Thursday, November 01, 2012

Introducing the meaning (or otherwise) of the term picking winners

I have always struggled with the use and abuse of the term "picking winners" in economic and industry policy. It is one of a suite of terms used in policy discussion that carry connotations. They are in fact shorthand, code if you like, for a set of linked arguments and opinions.

To illustrate this, consider the most common us of the term, "Government's mustn't pick winners". Or, alternatively, "Governments should pick winners".

Now at the most general level, the use of the term in either way is pretty meaningless. All Government activities create a pattern of winners and losers. If we drill down further, we find that the term is generally used for the provision of direct support by Government for certain firms, sectors or activities expected to yield longer term economic gains. Again, the term is too broad. When Governments invest in infrastructure they obviously do so in the expectation of  longer term gains. Further, in choosing how much to spend, where to spend and how to finance that spend, they advantage some and disadvantage others. I don't think that most would deny that Governments should invest in infrastructure, so we have another definitional problem.

If we drill down further still, we find that the term is most commonly used in Australia to describe Government support for activities where the combination of the private sector with market forces might otherwise be expected to yield the best results. Those who use the term pejoratively argue  that Governments are bad at second guessing markets. Those who use the term in a positive way argue that market failure or market short termism leads to bad results so far as the country is concerned. In both cases, you can be reasonably certain of what those arguing are likely to argue in other economic or policy contexts.

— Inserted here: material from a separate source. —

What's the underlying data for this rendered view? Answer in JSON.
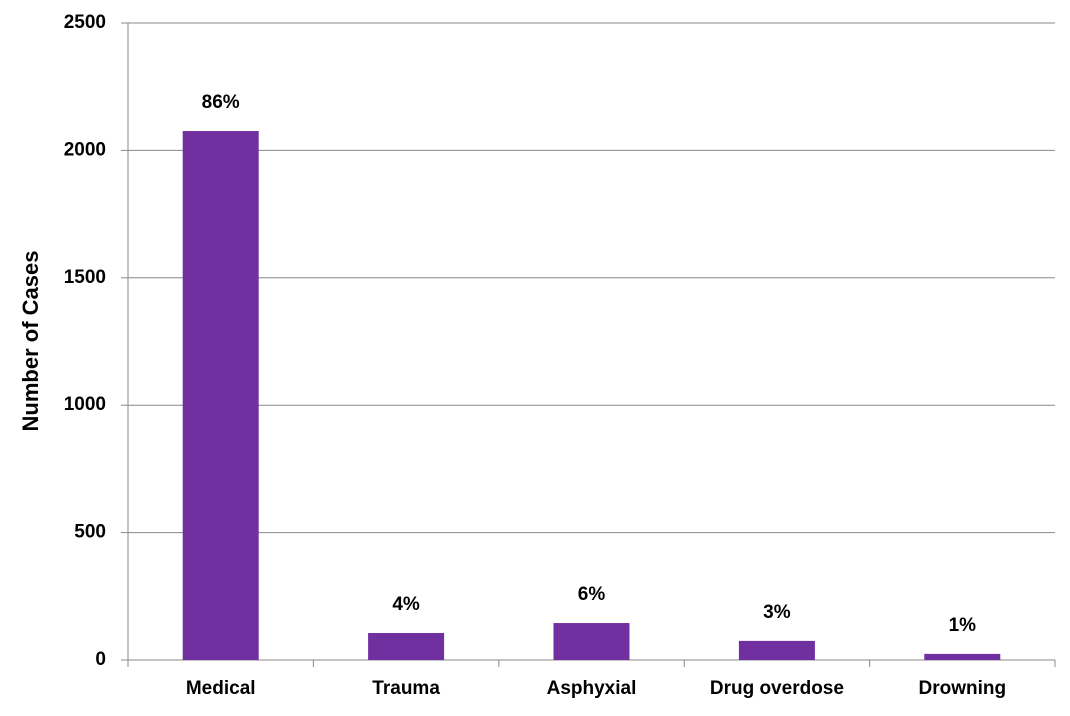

Now before going on, to further illustrate the confusion the term creates, have a look at this short US example.

But why am I rattling on in this way? Well, it's partly because of my experience in trying to get new Government initiatives through that became partly mired in a pick winners debate. It also reflects my own review of my past thinking in the context of Australia's economic future, including assumptions about the role of services built into current discussions on Australia in the Asian Century. Finally Evan, one of my regular commenters, specifically asked my views about picking winners in the context  of my discussion on the international future of the Australian services sector. 

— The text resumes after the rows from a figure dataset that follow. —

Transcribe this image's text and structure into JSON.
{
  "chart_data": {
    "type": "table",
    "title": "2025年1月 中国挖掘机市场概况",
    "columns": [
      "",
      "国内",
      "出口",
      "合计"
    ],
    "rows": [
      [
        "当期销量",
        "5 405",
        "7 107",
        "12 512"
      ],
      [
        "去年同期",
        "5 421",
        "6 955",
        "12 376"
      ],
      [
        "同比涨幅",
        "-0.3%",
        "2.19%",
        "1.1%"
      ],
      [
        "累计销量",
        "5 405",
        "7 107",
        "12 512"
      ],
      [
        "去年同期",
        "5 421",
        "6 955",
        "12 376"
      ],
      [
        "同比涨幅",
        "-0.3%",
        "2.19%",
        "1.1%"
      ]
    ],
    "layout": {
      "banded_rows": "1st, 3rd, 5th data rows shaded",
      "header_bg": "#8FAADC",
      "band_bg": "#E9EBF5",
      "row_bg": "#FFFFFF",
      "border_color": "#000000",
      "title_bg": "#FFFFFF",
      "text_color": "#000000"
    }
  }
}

In my next post, I will try to explain my cynicism about the language and concepts surround the picking winners discussion and also outline the conceptual basis I use myself in discussion. 

Note to readers:

This post is part of an irregular series that began with Economic threads & the need for a new view. I am listing all the posts there.


Winton Bates said...

Jim, it seems to me that there is no problem in anyone trying to pick a winner, as long as they use their own money.
Good luck next Tuesday!

Jim Belshaw said...

Winton, I thought this post might draw you in! Will be interested to see your later reactions.

Thank you for wishing me luck!

Evan said...

Thanks Jim, looking forward to the next post.

Rod said...

You never know if you've picked a winner until they win (or lose)... we'll that is my simplistic bit of wisdom!